I think over the past two years I have become more accustomed to stepping out of my comfort zone, then I ever had been before moving here to the missions field. I know it sounds funny for someone who literally jumped out of a plane to say I don't like to do crazy things, but it's truth! In fact I don't even like to do many normal things....they cause me more anxiety than I care to admit. But, like I said , these past two years have been full of moments where I have had to do things that I was not comfortable with (not bad things, just stretching things). And I guess the truth is that what it really comes down to is choosing what "voice" I am going to listen to.
This past weekend I did something that was about as far out of my comfort zone as moving to ecuador was. It might not seem like much if I told you what it was but let's just say it's something I have been presented with the option of doing before and completely turned it down cause I just wasn't ready to go there. I was too scared in the past and the "voice" that told me I it wouldn't be worth it, and would only cause more problems than good, has always won out before.

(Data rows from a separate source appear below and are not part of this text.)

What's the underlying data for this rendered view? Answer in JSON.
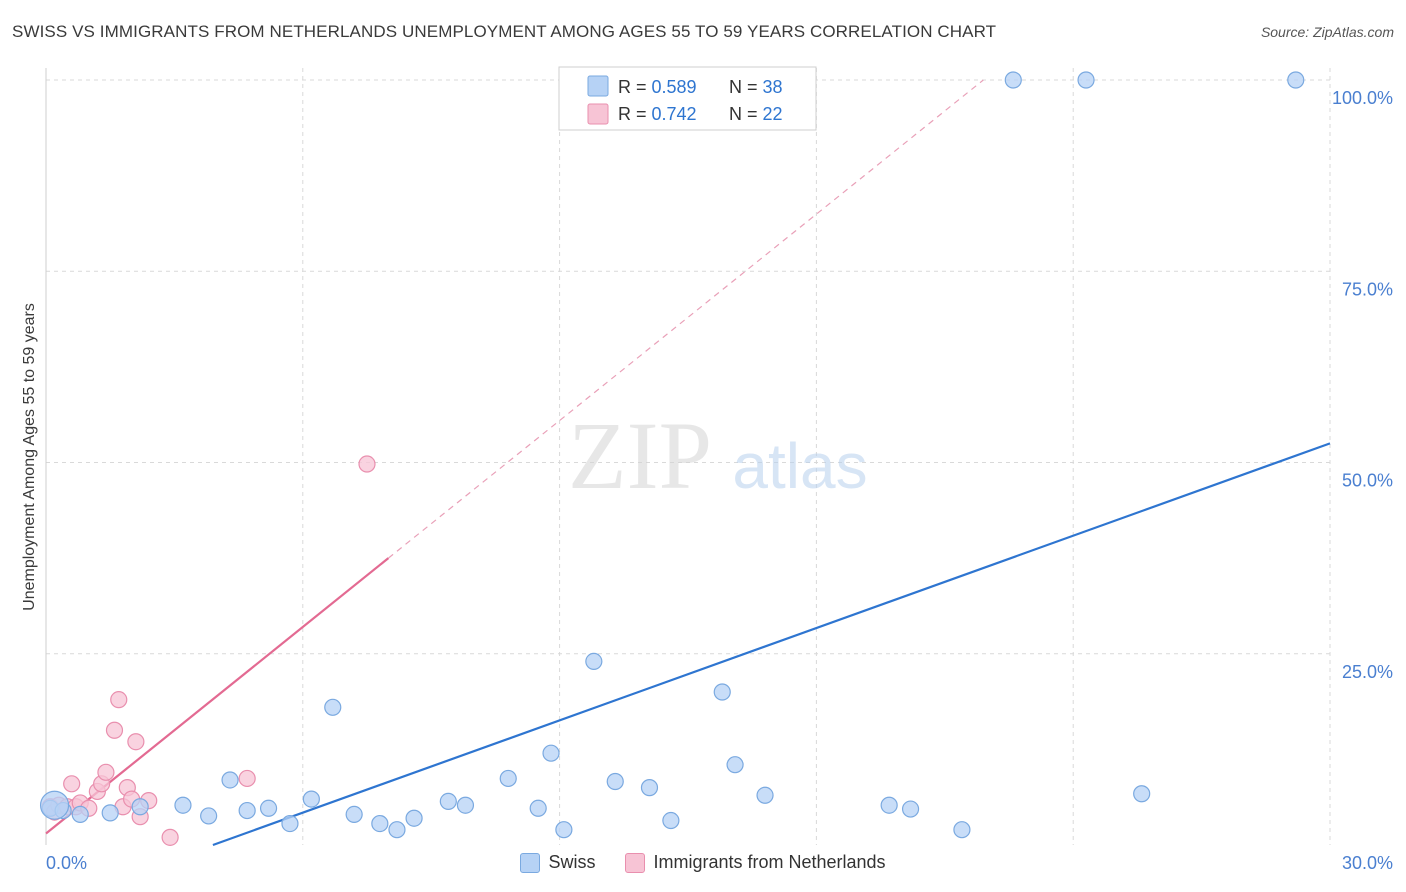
{
  "title": "SWISS VS IMMIGRANTS FROM NETHERLANDS UNEMPLOYMENT AMONG AGES 55 TO 59 YEARS CORRELATION CHART",
  "source": "Source: ZipAtlas.com",
  "watermark": {
    "zip": "ZIP",
    "atlas": "atlas"
  },
  "colors": {
    "swiss_fill": "#b6d2f5",
    "swiss_stroke": "#7aa9e0",
    "swiss_line": "#2e75d0",
    "nl_fill": "#f7c4d5",
    "nl_stroke": "#e98fae",
    "nl_line": "#e36a92",
    "grid": "#d9d9d9",
    "tick_label": "#4a7fd0"
  },
  "legend": {
    "rows": [
      {
        "r_label": "R = ",
        "r_value": "0.589",
        "n_label": "N = ",
        "n_value": "38"
      },
      {
        "r_label": "R = ",
        "r_value": "0.742",
        "n_label": "N = ",
        "n_value": "22"
      }
    ]
  },
  "chart_data": {
    "type": "scatter",
    "title": "SWISS VS IMMIGRANTS FROM NETHERLANDS UNEMPLOYMENT AMONG AGES 55 TO 59 YEARS CORRELATION CHART",
    "xlabel": "",
    "ylabel": "Unemployment Among Ages 55 to 59 years",
    "xlim": [
      0,
      30
    ],
    "ylim": [
      0,
      100
    ],
    "x_tick_labels": [
      "0.0%",
      "30.0%"
    ],
    "y_ticks": [
      25,
      50,
      75,
      100
    ],
    "y_tick_labels": [
      "25.0%",
      "50.0%",
      "75.0%",
      "100.0%"
    ],
    "grid": true,
    "series": [
      {
        "name": "Swiss",
        "r": 0.589,
        "n": 38,
        "points": [
          [
            0.1,
            4.8
          ],
          [
            0.4,
            4.5
          ],
          [
            0.8,
            4.0
          ],
          [
            1.5,
            4.2
          ],
          [
            2.2,
            5.0
          ],
          [
            3.2,
            5.2
          ],
          [
            3.8,
            3.8
          ],
          [
            4.3,
            8.5
          ],
          [
            4.7,
            4.5
          ],
          [
            5.2,
            4.8
          ],
          [
            5.7,
            2.8
          ],
          [
            6.2,
            6.0
          ],
          [
            6.7,
            18.0
          ],
          [
            7.2,
            4.0
          ],
          [
            7.8,
            2.8
          ],
          [
            8.2,
            2.0
          ],
          [
            8.6,
            3.5
          ],
          [
            9.4,
            5.7
          ],
          [
            9.8,
            5.2
          ],
          [
            10.8,
            8.7
          ],
          [
            11.5,
            4.8
          ],
          [
            11.8,
            12.0
          ],
          [
            12.1,
            2.0
          ],
          [
            12.8,
            24.0
          ],
          [
            13.3,
            8.3
          ],
          [
            14.1,
            7.5
          ],
          [
            14.6,
            3.2
          ],
          [
            15.8,
            20.0
          ],
          [
            16.1,
            10.5
          ],
          [
            16.8,
            6.5
          ],
          [
            19.7,
            5.2
          ],
          [
            20.2,
            4.7
          ],
          [
            21.4,
            2.0
          ],
          [
            22.6,
            100
          ],
          [
            24.3,
            100
          ],
          [
            25.6,
            6.7
          ],
          [
            29.2,
            100
          ],
          [
            0.2,
            5.2
          ]
        ],
        "trend": {
          "x0": 3.9,
          "y0": 0.0,
          "x1": 30.0,
          "y1": 52.5
        }
      },
      {
        "name": "Immigrants from Netherlands",
        "r": 0.742,
        "n": 22,
        "points": [
          [
            0.1,
            5.0
          ],
          [
            0.2,
            4.3
          ],
          [
            0.3,
            5.2
          ],
          [
            0.5,
            5.0
          ],
          [
            0.6,
            8.0
          ],
          [
            0.7,
            5.0
          ],
          [
            0.8,
            5.5
          ],
          [
            1.0,
            4.8
          ],
          [
            1.2,
            7.0
          ],
          [
            1.3,
            8.0
          ],
          [
            1.4,
            9.5
          ],
          [
            1.6,
            15.0
          ],
          [
            1.7,
            19.0
          ],
          [
            1.8,
            5.0
          ],
          [
            1.9,
            7.5
          ],
          [
            2.0,
            6.0
          ],
          [
            2.1,
            13.5
          ],
          [
            2.2,
            3.7
          ],
          [
            2.4,
            5.8
          ],
          [
            2.9,
            1.0
          ],
          [
            4.7,
            8.7
          ],
          [
            7.5,
            49.8
          ]
        ],
        "trend": {
          "x0": 0.0,
          "y0": 1.5,
          "x1": 8.0,
          "y1": 37.5
        },
        "trend_extension": {
          "x0": 8.0,
          "y0": 37.5,
          "x1": 21.9,
          "y1": 100
        }
      }
    ]
  },
  "bottom_legend": [
    "Swiss",
    "Immigrants from Netherlands"
  ]
}
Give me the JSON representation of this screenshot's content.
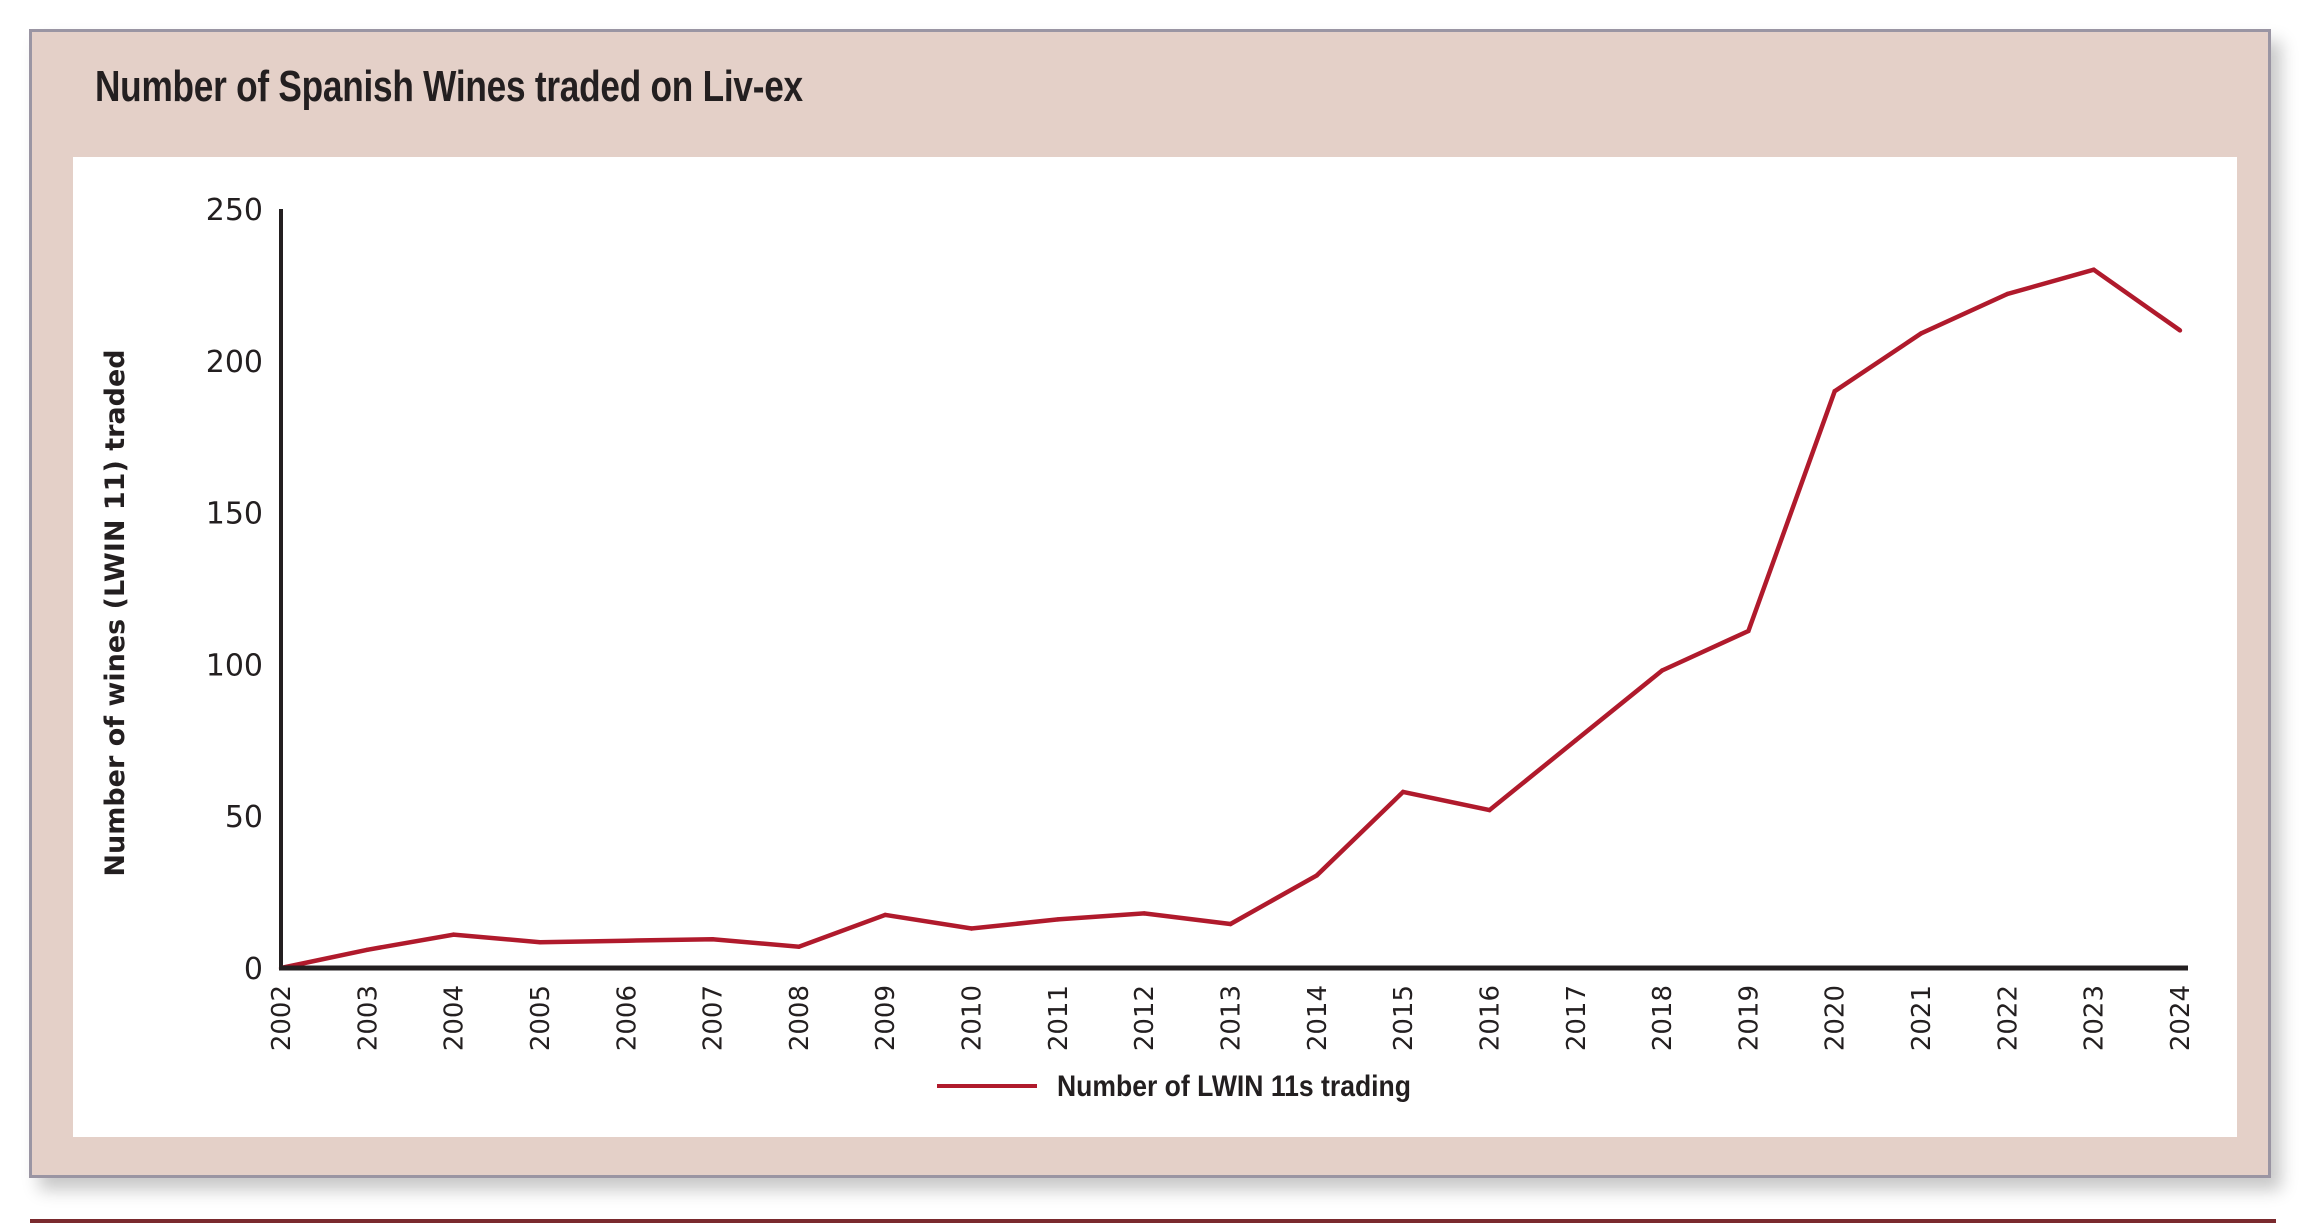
{
  "colors": {
    "panel_bg": "#e4d0c8",
    "panel_border": "#9a95a3",
    "series_line": "#b01a2c",
    "axis": "#231f20",
    "bottom_rule": "#7a2a2e"
  },
  "chart_data": {
    "type": "line",
    "title": "Number of Spanish Wines traded on Liv-ex",
    "xlabel": "",
    "ylabel": "Number of wines (LWIN 11) traded",
    "ylim": [
      0,
      250
    ],
    "yticks": [
      "0",
      "50",
      "100",
      "150",
      "200",
      "250"
    ],
    "ytick_values": [
      0,
      50,
      100,
      150,
      200,
      250
    ],
    "categories": [
      "2002",
      "2003",
      "2004",
      "2005",
      "2006",
      "2007",
      "2008",
      "2009",
      "2010",
      "2011",
      "2012",
      "2013",
      "2014",
      "2015",
      "2016",
      "2017",
      "2018",
      "2019",
      "2020",
      "2021",
      "2022",
      "2023",
      "2024"
    ],
    "grid": false,
    "legend_position": "bottom-center",
    "series": [
      {
        "name": "Number of LWIN 11s trading",
        "values": [
          0,
          6,
          11,
          8.5,
          9,
          9.5,
          7,
          17.5,
          13,
          16,
          18,
          14.5,
          30.5,
          58,
          52,
          75,
          98,
          111,
          190,
          209,
          222,
          230,
          210
        ]
      }
    ]
  }
}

I am honestly am not sure how I over came that "voice" now. I am not even sure that I am "ready" to "go there" now, but I am also not sure that I will ever be ready and... well... I'm not getting any younger. I guess it pretty much came down to if the fear of things staying the same was greater than the risk... and in the moment it was, so I jumped in feet first and tried not to let my feelings talk me into turning around.
I wish I could say doing so has not only been easy but also rewarding. So far neither has been true, but I am banking on the fact that in the end I will be singing a different tune. We shall see. I wish that I could tell you more, but not yet....hopefully someday. Until then, please be praying for me and trusting with me that God will and is directing this whole process. Thanks! Amen.